Il y a deux projets éoliens en construction dans le centre du Québec qui se ressemblent beaucoup. Ils sont voisins l'un de l'autre et leurs promoteurs ont choisi le même modèle de turbine allemande. Malgré ces similarités, l'un des deux vendra son énergie 30% plus cher à Hydro-Québec.

Cette différence de prix est difficile à comprendre, d'autant que le projet le plus coûteux, celui de la firme espagnole Enerfin, nécessite la construction de 50 tours d'éoliennes et que le moins coûteux, celui de 3Ci, en aura 78, soit 28 de plus.

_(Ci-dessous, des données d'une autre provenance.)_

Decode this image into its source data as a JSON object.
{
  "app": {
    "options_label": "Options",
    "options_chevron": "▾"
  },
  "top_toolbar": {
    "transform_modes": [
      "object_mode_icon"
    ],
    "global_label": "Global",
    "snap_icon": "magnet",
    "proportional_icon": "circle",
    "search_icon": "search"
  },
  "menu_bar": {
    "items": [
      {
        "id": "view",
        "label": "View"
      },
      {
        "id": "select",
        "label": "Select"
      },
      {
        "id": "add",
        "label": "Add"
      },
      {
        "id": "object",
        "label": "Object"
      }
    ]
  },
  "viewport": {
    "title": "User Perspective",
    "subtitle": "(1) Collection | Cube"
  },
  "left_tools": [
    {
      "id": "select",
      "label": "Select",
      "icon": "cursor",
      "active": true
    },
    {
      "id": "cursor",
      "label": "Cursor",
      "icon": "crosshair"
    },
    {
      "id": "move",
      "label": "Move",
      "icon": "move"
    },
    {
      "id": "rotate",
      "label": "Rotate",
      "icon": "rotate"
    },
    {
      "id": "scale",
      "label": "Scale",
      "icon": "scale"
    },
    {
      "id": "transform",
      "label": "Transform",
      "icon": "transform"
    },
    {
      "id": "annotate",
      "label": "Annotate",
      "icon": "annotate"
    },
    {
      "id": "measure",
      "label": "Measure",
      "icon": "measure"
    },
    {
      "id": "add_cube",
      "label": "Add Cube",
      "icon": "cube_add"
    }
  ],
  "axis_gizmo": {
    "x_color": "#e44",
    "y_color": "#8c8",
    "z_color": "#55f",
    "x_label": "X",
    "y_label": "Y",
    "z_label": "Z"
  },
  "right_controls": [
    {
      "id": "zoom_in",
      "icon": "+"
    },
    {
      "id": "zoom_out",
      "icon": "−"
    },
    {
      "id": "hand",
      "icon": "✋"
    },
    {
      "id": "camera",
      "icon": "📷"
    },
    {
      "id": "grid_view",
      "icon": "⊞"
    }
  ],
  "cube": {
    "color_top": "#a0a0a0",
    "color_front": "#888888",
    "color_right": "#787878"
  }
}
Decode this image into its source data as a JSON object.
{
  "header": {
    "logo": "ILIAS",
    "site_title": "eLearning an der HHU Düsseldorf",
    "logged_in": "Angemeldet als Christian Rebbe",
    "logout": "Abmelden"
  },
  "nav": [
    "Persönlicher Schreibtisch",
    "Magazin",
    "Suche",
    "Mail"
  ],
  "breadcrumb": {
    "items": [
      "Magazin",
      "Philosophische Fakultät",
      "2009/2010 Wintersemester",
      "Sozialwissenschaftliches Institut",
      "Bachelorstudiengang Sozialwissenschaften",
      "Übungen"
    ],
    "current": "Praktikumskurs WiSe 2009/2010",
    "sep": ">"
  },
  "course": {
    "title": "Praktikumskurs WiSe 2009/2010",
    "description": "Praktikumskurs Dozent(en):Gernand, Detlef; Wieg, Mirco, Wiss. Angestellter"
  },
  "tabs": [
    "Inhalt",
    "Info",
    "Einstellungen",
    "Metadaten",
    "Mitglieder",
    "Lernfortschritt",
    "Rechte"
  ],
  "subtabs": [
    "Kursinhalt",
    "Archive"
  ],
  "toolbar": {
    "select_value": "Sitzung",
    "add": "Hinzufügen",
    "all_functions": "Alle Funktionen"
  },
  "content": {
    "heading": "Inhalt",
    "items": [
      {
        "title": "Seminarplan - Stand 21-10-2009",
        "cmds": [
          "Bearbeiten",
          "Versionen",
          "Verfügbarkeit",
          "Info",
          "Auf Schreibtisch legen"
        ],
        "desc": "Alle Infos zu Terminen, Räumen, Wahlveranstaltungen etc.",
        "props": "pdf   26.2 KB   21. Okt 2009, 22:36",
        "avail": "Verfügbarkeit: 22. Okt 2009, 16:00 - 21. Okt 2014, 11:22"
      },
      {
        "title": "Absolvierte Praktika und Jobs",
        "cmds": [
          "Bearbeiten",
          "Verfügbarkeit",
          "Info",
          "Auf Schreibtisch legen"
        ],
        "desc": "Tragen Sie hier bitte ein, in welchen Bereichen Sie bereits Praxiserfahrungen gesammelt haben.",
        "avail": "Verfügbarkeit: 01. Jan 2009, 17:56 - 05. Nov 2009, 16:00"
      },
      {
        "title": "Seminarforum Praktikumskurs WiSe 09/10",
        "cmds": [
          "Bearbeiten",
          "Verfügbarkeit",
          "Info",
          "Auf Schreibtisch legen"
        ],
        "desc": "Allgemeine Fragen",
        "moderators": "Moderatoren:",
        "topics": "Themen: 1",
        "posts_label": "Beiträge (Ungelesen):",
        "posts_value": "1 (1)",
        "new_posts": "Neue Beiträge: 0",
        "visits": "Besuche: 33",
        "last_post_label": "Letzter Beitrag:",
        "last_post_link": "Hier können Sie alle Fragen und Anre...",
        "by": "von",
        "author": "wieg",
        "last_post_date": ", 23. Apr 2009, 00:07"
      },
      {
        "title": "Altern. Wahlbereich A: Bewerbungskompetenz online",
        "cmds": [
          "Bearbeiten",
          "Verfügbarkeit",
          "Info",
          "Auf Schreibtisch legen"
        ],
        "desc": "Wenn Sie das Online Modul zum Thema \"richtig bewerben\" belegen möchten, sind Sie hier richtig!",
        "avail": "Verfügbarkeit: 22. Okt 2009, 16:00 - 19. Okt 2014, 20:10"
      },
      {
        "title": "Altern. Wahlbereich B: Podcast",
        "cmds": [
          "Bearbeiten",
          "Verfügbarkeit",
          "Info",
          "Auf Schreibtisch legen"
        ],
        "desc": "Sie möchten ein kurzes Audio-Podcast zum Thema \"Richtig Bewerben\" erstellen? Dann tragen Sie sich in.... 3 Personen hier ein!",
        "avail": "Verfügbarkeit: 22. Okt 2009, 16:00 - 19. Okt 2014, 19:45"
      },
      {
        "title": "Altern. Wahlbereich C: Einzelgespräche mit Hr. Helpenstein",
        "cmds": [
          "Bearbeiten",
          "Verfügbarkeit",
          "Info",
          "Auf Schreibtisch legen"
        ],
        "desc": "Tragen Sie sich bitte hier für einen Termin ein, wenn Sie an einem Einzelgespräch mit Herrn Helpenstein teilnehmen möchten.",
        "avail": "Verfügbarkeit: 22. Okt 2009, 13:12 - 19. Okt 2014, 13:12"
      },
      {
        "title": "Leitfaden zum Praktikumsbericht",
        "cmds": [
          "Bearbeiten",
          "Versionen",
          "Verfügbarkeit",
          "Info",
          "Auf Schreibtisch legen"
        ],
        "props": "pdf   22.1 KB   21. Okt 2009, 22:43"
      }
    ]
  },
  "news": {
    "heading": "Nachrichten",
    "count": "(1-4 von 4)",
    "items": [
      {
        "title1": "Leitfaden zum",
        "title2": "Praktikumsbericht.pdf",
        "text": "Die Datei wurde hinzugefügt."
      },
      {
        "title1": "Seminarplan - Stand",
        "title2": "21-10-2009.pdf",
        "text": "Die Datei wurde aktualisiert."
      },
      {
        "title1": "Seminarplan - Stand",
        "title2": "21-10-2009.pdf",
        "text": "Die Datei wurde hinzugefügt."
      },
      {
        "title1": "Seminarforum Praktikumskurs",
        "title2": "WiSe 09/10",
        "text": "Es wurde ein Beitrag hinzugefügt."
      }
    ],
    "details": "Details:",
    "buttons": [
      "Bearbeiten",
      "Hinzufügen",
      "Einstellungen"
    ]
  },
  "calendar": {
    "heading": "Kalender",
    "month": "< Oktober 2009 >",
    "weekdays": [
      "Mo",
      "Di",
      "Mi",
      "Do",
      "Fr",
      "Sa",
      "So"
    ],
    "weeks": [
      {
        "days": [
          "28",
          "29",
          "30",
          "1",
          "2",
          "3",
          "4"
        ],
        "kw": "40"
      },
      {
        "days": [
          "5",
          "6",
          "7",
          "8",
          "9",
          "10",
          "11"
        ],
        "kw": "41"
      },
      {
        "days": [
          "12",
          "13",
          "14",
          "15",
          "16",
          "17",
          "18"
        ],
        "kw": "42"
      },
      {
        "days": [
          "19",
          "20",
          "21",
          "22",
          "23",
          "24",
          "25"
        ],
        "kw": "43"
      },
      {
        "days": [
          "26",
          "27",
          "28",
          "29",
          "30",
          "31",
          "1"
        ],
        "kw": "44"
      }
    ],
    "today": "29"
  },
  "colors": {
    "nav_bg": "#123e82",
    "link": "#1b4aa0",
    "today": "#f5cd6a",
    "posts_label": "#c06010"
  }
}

Au total, Enerfin investira 421 millions de dollars pour ériger 50 éoliennes dans le parc éolien de l'Érable, dans la région de Thetford Mines, pour une puissance totale de 100 mégawatts. À 25 kilomètres de là, 3Ci dépensera 400 millions pour 78 éoliennes dont la puissance totale sera de 156 mégawatts.

Le promoteur Enerfin explique la différence de coût par le fait que le territoire de son parc est plus boisé, et que les éoliennes y seront érigées en grappes plutôt qu'en rangées, ce qui réduit leur impact visuel, mais augmente le coût.

«On ne peut pas vraiment comparer les deux parcs», affirme la porte-parole d'Enerfin, Debbie Cabana.

Cette explication ne satisfait pas le député Sylvain Gaudreault, critique de l'opposition en matière d'énergie. «On parle de la même région et de territoires semblables», a-t-il commenté. Le projet de 78 éoliennes coûte moins cher que celui de 50 éoliennes, ce qui n'est pas normal, selon lui. M. Gaudreault a tenté sans succès d'obtenir des précisions de la ministre des Ressources naturelles, Nathalie Normandeau.

Enerfin a donné des compensations plus généreuses à la population locale, selon le maire de Saint-Ferdinand et préfet de la MRC de l'Érable, Donald Langlois. Les redevances versées par Enerfin totaliseront 13 160$ par mégawatt installé comparativement à 11 218$ par mégawatt pour le projet voisin.

Le projet d'Enerfin a été fortement contesté, mais le maire Langlois soutient que ce n'est pas à cause de cette opposition que l'entreprise a été plus généreuse.

Quoi qu'il en soit, Hydro-Québec a accepté de payer 11,9 cents le kilowattheure pour l'électricité que produira Enerfin. C'est 30% de plus que ce qui sera versé pour le projet voisin (8,9 cents le kilowattheure).

Le projet d'Enerfin est le plus coûteux des 15 projets éoliens acceptés par Hydro-Québec à la suite de son second appel d'offres pour l'achat de 2000 mégawatts d'énergie éolienne.

Opposition

Cette énergie coûtera cher aux Québécois, selon Jean Matuszewski, économiste membre du Regroupement pour le développement durable des Appalaches, qui s'oppose au projet.

M. Matuszewski a estimé qu'au prix moyen de 9,9 cents le kilowattheure, plus le coût d'intégration au réseau de transport, l'électricité du deuxième appel d'offres coûtera 11 cents par kilowattheure à Hydro-Québec.

Comme Hydro vend son électricité au prix moyen de 6,2 cents le kilowattheure, elle perd 4,8 cents pour chaque kilowattheure d'origine éolienne.

Hydro s'est engagée à acheter annuellement 5 milliards de kilowattheures d'énergie éolienne provenant de ce deuxième appel d'offres, ce qui porte sa perte à 250 millions par année. Les contrats sont d'une durée de 20 ans.

Selon Jean Matuszewski, c'est payer cher pour de l'électricité dont le Québec n'a pas besoin, étant donné l'existence de surplus jusqu'en 2020. «Cette initiative est à la fois coûteuse et inutile dans le contexte énergétique des 10 prochaines années», estime-t-il.